Before buying any rear light, check how it attaches to see if that's compatible with your bike. Many battery lights attach only to the seatpost – a problem if you use a big saddlebag or a rack-top bag. Look for a secure bracket that allows easy fitting and removal of the light in the dark. Or get a light that bolts in place permanently. As with front lights, for commuting it's worth carrying or fitting a back-up in case your main light fails.
Here are five good battery lights ranging from £16 to £55.

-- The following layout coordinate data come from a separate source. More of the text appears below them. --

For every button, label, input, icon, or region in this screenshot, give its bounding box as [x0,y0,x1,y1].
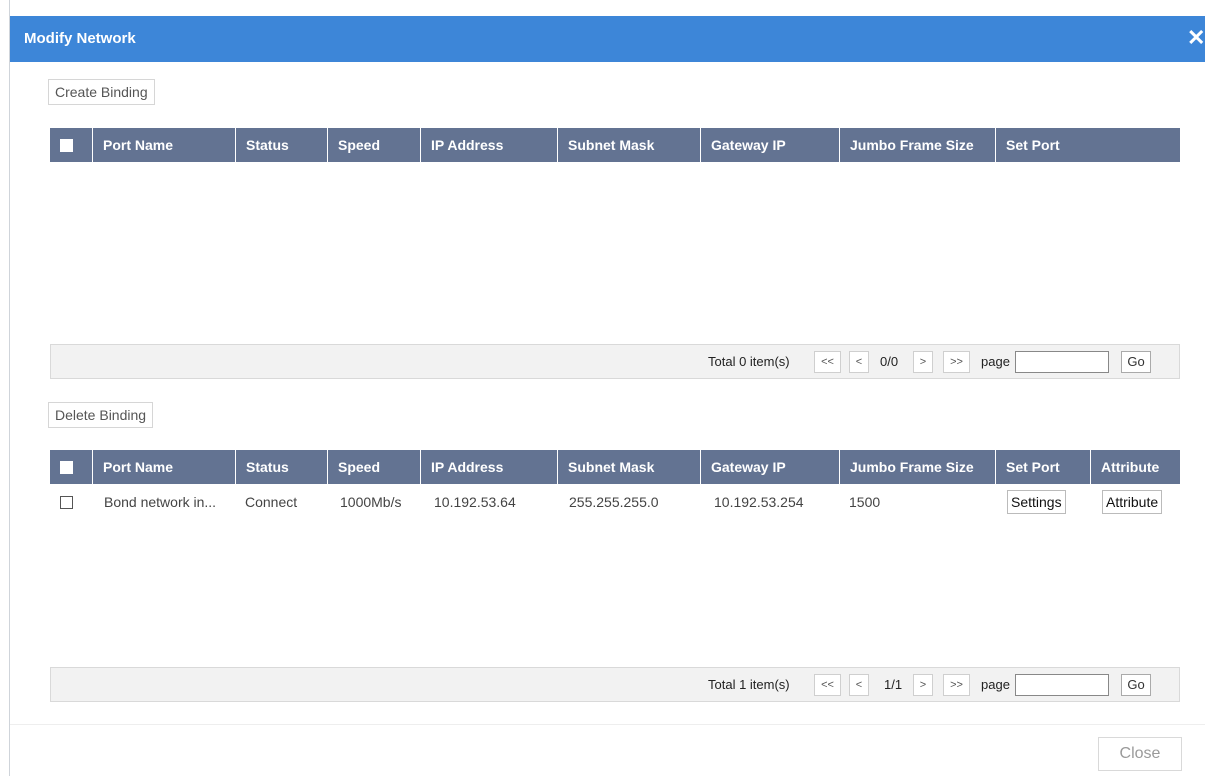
background-top [0,0,1205,16]
go-button[interactable]: Go [1121,351,1151,373]
column-ip-address: IP Address [420,450,557,484]
attribute-button[interactable]: Attribute [1102,490,1163,514]
next-page-button[interactable]: > [913,351,933,373]
top-pager: Total 0 item(s) << < 0/0 > >> page Go [50,344,1180,379]
cell-subnet-mask: 255.255.255.0 [569,494,659,510]
column-speed: Speed [327,128,420,162]
page-info: 0/0 [880,354,899,369]
column-port-name: Port Name [92,128,235,162]
go-button[interactable]: Go [1121,674,1151,696]
modify-network-dialog: Modify Network ✕ Create Binding Port Nam… [10,16,1205,776]
top-table-header: Port Name Status Speed IP Address Subnet… [50,128,1180,162]
row-checkbox[interactable] [60,496,73,509]
prev-page-button[interactable]: < [849,674,869,696]
dialog-titlebar: Modify Network ✕ [10,16,1205,62]
column-gateway-ip: Gateway IP [700,450,839,484]
create-binding-button[interactable]: Create Binding [48,79,155,105]
prev-page-button[interactable]: < [849,351,869,373]
bottom-table-header: Port Name Status Speed IP Address Subnet… [50,450,1180,484]
settings-button[interactable]: Settings [1007,490,1066,514]
column-port-name: Port Name [92,450,235,484]
footer-divider [10,724,1205,725]
cell-port-name: Bond network in... [104,494,217,510]
column-status: Status [235,128,327,162]
last-page-button[interactable]: >> [943,674,970,696]
delete-binding-button[interactable]: Delete Binding [48,402,154,428]
cell-jumbo-frame-size: 1500 [849,494,881,510]
cell-gateway-ip: 10.192.53.254 [714,494,804,510]
table-row: Bond network in... Connect 1000Mb/s 10.1… [50,486,1180,518]
column-subnet-mask: Subnet Mask [557,450,700,484]
column-subnet-mask: Subnet Mask [557,128,700,162]
close-icon[interactable]: ✕ [1187,26,1205,50]
column-set-port: Set Port [995,450,1090,484]
page-info: 1/1 [884,677,903,692]
background-left-edge [0,0,10,776]
cell-ip-address: 10.192.53.64 [434,494,516,510]
pager-total: Total 1 item(s) [708,677,790,692]
pager-total: Total 0 item(s) [708,354,790,369]
column-ip-address: IP Address [420,128,557,162]
select-all-checkbox[interactable] [60,139,73,152]
page-number-input[interactable] [1015,351,1109,373]
column-jumbo-frame-size: Jumbo Frame Size [839,128,995,162]
column-attribute: Attribute [1090,450,1180,484]
cell-status: Connect [245,494,298,510]
first-page-button[interactable]: << [814,674,841,696]
last-page-button[interactable]: >> [943,351,970,373]
first-page-button[interactable]: << [814,351,841,373]
cell-speed: 1000Mb/s [340,494,402,510]
column-set-port: Set Port [995,128,1180,162]
bottom-pager: Total 1 item(s) << < 1/1 > >> page Go [50,667,1180,702]
column-status: Status [235,450,327,484]
page-label: page [981,677,1010,692]
select-all-checkbox[interactable] [60,461,73,474]
close-button[interactable]: Close [1098,737,1182,771]
column-gateway-ip: Gateway IP [700,128,839,162]
column-jumbo-frame-size: Jumbo Frame Size [839,450,995,484]
page-label: page [981,354,1010,369]
column-speed: Speed [327,450,420,484]
page-number-input[interactable] [1015,674,1109,696]
next-page-button[interactable]: > [913,674,933,696]
dialog-title: Modify Network [24,30,136,47]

Weighing a little over 50g, this flashing-or-steady rear light bolts to the rear mudguard that most all-weather commuting bikes will already have. If a reflector is fitted to the mudguard, this light goes in its place. If not, you (or your bike shop mechanic) need to drill a couple of holes in the mudguard 20mm apart. After that, you've got a rear light that you can't forget and that you don't need to spend time fitting and removing each ride. As well as its bright LED, the Fenderbot includes the rear reflector that's also required by the RVLR. It runs on 2xAAA batteries.
Cyclescheme Price: £11.38
Moon Ring Rechargeable COB Rear Light
This light can easily be fitted to just about any bike. It comes with two sizes of O-ring for different seatposts, plus a belt clip. Also available are brackets to fix it to a pannier rack, saddle rails, and a helmet. Despite its size (21g), its circular LED is very bright and is visible through 270 degrees. Run times range from 12 hours (flashing at 6 lumens) to 1hr 30min (25 lumens steady), with a range of options in between. It recharges via USB, with an automatic cut off. The power button is easy to use while wearing gloves.
Cyclescheme Price: £17.57
Busch & Müller Toplight LineTec Senso
Another light that fixes permanently to your bike, the TopLight LineTec bolts to rear pannier racks with mounting holes 50mm or 80mm apart. Its two high-power LEDs shine through a special lens to give a wide strip of light that's visible through 320 degrees. It runs off a single AA battery for about 40 hours. While this light is available with a simple on/off switch, the Senso model comes on automatically when it's dark and the bike is moving, which is great for changing light conditions. It turns off four minutes after you stop. The light incorporates a large rear reflector.
Cyclescheme Price: £19.91
Lezyne Zecto Drive
At about 50g and measuring 40x40x25mm, the Zecto Drive is an easily portable back-up light that's bright enough to use as your primary light. It emits up to 20 lumens, easily enough to be seen in daylight, and runs from under 3 hours up to 7 hours, depending on the flashing or steady mode selected. It recharges via USB, and there's a 'fuel gauge' to tell you when charging is required. It fits to the bike's seatpost with a rubber strap, and its flat shape means it won't accidentally rotate around the post. It can also be attached to bag loops or a belt.
Cyclescheme Price: £21.32
Cateye Rapid X3 RC rear
Don't use this on full power in group rides: it's eye-burningly bright for cyclists in a bunch, emitting 100 lumens on its high setting. Any motorist, however, should see you instantly. The light comes from COB LED strips, arranged in parallel lines rather than in a ring like the Moon light. Run time ranges from just one hour at 100 lumens to 30 hours flashing on lower power. It fits to the seatpost with an O-ring and is compatible with aero posts. It uses a Lithium-Ion battery that's recharged via USB.